Last Updated: June 27, 2024

On June 25, 2024, the U.S. Court of Appeals for the District of Columbia Circuit reversed the district courts’ decisions in Gomez v. Biden, Rai v. Biden, Goodluck v. Biden, and Goh v. Biden, which had ordered the State Department to reserve and adjudicate diversity visa (“DV”) cases from the DV-2020 and DV-2021 program years.  The U.S. Court of Appeals for the District of Columbia Circuit found that:

“The district courts had no authority to order the State Department to keep processing applications for diversity visas and issuing the visas beyond the end of the relevant fiscal years. . . . [C]ourts cannot order relief that conflicts with a clear and constitutionally valid statute. . . . Once Fiscal Years 2020 and 2021 ended, the plaintiffs lost their eligibility for diversity visas. The district courts erred in asserting an equitable authority to override these clear statutory deadlines, which foreclose the prospective relief sought in these cases. Accordingly, we reverse the remedial orders challenged by the government, reject the Goh cross-appeal, and remand the cases with instructions to enter judgment for the government.”  Goodluck v. Biden, No. 21-5263 (D.C. Cir. June 25, 2024).”

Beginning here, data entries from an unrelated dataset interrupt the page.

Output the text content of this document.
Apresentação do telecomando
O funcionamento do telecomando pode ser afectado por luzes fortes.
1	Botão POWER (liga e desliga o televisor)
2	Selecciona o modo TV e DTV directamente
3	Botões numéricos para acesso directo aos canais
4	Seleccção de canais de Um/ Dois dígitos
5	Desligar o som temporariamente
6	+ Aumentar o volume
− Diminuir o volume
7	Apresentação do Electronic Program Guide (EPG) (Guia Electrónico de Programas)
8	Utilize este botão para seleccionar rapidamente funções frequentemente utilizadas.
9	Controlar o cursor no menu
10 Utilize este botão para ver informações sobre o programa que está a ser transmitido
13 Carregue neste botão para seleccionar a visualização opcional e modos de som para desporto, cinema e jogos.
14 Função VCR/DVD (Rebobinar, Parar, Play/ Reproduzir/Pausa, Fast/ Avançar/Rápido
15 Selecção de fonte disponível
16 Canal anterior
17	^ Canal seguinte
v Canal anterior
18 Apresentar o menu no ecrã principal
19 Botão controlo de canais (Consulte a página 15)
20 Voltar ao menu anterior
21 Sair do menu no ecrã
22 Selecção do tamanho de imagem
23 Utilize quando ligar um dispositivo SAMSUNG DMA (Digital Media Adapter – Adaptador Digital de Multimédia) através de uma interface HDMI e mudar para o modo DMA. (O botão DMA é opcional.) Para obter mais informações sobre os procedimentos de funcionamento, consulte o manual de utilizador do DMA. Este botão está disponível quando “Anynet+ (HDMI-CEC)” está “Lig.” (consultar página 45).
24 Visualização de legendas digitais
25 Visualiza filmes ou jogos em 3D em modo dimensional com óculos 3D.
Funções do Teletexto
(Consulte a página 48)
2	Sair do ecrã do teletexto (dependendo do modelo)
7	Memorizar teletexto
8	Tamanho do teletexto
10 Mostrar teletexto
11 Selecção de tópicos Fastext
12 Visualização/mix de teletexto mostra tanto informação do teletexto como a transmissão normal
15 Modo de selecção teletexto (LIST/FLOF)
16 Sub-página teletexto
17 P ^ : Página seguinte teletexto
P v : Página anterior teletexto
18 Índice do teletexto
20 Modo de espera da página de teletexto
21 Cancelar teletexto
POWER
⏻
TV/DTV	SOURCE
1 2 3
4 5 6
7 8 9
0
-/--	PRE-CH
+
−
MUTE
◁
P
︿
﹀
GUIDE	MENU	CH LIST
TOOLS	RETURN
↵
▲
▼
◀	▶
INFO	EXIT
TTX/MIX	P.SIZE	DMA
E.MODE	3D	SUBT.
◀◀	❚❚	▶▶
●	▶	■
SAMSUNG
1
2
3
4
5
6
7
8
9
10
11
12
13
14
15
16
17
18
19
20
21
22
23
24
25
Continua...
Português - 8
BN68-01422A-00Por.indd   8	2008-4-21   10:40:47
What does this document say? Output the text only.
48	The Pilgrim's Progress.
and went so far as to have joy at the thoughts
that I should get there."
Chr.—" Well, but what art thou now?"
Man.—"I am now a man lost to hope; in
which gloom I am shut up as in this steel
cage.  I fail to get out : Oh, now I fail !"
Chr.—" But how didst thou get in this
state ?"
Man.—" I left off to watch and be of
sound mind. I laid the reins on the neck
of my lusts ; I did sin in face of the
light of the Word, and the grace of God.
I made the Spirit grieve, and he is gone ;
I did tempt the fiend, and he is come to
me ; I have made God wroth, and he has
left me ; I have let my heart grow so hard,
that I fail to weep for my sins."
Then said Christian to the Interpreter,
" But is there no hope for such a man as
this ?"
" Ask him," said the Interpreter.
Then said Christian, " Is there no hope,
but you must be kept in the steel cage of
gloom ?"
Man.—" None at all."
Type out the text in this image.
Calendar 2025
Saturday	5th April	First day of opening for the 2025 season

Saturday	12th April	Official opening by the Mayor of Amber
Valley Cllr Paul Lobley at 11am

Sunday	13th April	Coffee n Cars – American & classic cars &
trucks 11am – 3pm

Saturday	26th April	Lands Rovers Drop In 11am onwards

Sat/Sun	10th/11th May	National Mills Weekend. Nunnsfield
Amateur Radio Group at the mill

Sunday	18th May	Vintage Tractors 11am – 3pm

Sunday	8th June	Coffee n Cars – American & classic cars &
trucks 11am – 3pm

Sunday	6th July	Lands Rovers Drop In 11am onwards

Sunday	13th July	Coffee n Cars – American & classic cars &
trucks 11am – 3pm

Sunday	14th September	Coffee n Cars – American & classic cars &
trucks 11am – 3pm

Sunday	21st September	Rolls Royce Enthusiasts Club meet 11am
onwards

Accordingly, the State Department will not process DV cases associated with the above district court decisions from the DV-2020 or DV-2021 program years.  Impacted individuals from an eligible country who wish to submit a new DV entry may do so during the registration period for the DV-2026 program year, which will open in October 2024 and close in early November 2024.  For additional details regarding the U.S. Court of Appeals for the District of Columbia Circuit’s decision, please refer to the Court’s opinion.

In the event there are further appeals in these cases, the State Department will update this notice if there is a relevant change in the status of these cases.  The State Department will continue to preserve case records related to the DV-2020 and DV-2021 programs until the litigation has concluded.